Turkey on Friday warned its citizens against travel to the U.S., saying Turks face the risk of arbitrary arrest and should take precautions if they do decide to travel.
The comments from the Turkish Foreign Ministry come after the U.S. Department of State this week made a similar warning to its citizens, saying Americans planning to visit Turkey should reconsider plans due to “terrorism and arbitrary detentions”.
Ties between Ankara and Washington, both NATO allies and members of the coalition against Islamic State, have been strained by the U.S. arrest and conviction of a Turkish banker in an Iran sanctions-busting case, a trial Turkey has dismissed as politically motivated.
“Turkish citizens traveling to the United States may be subjected to arbitrary detentions based on testimonies of unrespected sources,” the ministry said in a statement.
Ankara has said that the case against the banker was based on false evidence and supported by the network of the cleric Fethullah Gulen, whom it blames for orchestrating a failed coup in 2016.

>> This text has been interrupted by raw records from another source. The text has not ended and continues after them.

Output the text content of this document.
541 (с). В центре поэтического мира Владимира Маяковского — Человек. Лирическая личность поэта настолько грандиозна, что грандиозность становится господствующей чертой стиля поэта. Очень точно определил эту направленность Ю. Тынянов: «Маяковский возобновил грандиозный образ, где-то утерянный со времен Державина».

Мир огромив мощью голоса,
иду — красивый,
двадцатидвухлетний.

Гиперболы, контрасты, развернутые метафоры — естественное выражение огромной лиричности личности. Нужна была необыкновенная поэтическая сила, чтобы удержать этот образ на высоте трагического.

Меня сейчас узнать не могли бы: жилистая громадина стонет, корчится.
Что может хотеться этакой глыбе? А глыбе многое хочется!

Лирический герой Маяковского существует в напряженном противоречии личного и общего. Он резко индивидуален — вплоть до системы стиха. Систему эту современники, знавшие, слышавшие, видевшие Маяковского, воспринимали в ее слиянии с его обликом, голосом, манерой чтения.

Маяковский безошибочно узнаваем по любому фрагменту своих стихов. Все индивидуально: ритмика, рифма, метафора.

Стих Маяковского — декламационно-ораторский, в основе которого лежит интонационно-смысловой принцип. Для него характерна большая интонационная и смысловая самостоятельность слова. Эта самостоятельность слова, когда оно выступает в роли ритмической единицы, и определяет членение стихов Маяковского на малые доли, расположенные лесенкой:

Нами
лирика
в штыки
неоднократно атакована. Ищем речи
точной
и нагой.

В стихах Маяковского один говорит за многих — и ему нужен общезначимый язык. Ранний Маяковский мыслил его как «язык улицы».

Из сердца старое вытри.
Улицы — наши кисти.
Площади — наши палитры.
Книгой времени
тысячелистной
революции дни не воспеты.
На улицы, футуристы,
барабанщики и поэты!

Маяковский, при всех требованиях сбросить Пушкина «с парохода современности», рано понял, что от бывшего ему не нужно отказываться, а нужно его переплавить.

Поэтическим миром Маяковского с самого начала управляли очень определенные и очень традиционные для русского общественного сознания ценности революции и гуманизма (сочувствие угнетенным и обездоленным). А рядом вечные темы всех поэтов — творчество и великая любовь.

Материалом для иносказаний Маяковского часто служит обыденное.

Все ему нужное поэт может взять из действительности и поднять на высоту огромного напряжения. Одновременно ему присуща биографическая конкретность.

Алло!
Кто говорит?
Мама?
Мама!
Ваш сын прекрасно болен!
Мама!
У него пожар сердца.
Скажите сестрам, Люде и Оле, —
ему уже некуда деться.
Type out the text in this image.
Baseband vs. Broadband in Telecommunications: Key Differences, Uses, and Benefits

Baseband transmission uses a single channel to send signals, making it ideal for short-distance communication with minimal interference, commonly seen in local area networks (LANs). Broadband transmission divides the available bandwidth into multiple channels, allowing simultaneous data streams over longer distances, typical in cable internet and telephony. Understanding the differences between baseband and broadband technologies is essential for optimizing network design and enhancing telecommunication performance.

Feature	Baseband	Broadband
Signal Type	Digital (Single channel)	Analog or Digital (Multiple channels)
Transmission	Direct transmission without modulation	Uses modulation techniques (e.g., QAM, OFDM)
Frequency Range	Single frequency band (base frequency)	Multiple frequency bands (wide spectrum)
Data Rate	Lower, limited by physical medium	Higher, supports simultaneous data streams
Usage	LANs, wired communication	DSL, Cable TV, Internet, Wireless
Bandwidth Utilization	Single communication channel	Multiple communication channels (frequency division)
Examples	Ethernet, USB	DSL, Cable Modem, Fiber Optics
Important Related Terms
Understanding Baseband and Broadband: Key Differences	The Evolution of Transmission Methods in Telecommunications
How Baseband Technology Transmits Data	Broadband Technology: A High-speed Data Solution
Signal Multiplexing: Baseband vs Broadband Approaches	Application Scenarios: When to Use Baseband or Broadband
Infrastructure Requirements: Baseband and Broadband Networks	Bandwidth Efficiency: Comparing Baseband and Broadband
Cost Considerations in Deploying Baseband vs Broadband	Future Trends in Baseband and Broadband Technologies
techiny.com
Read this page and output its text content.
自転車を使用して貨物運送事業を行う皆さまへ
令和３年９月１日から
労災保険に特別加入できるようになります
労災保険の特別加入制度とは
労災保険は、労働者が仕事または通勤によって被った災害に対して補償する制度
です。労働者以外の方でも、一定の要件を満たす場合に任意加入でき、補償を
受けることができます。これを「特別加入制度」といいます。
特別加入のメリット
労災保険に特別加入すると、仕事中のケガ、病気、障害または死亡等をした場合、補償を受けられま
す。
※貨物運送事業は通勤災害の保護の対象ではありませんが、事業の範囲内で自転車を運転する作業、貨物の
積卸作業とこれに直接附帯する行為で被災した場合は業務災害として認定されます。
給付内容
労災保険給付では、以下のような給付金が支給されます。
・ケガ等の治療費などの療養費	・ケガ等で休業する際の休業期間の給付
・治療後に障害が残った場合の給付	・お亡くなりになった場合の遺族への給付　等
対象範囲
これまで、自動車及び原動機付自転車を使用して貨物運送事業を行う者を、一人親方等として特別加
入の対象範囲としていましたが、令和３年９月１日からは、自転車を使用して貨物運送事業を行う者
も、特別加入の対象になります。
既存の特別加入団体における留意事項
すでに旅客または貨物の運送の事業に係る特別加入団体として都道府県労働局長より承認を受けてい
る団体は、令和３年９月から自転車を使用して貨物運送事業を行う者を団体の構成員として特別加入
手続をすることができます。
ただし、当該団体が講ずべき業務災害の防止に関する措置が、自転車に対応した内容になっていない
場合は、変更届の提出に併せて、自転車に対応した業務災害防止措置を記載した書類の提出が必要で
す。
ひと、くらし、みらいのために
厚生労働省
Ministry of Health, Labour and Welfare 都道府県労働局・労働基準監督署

Gulen, who has lived in self-imposed exile in the U.S. since 1999, has denied the charges and condemned the coup.
The travel warning updates come after the U.S. and Turkey lifted all visa restrictions against each other in late December, ending a months-long visa dispute that began when Washington suspended visa services at its Turkish missions after two local employees of the U.S. consulate were detained on suspicion of links to the coup.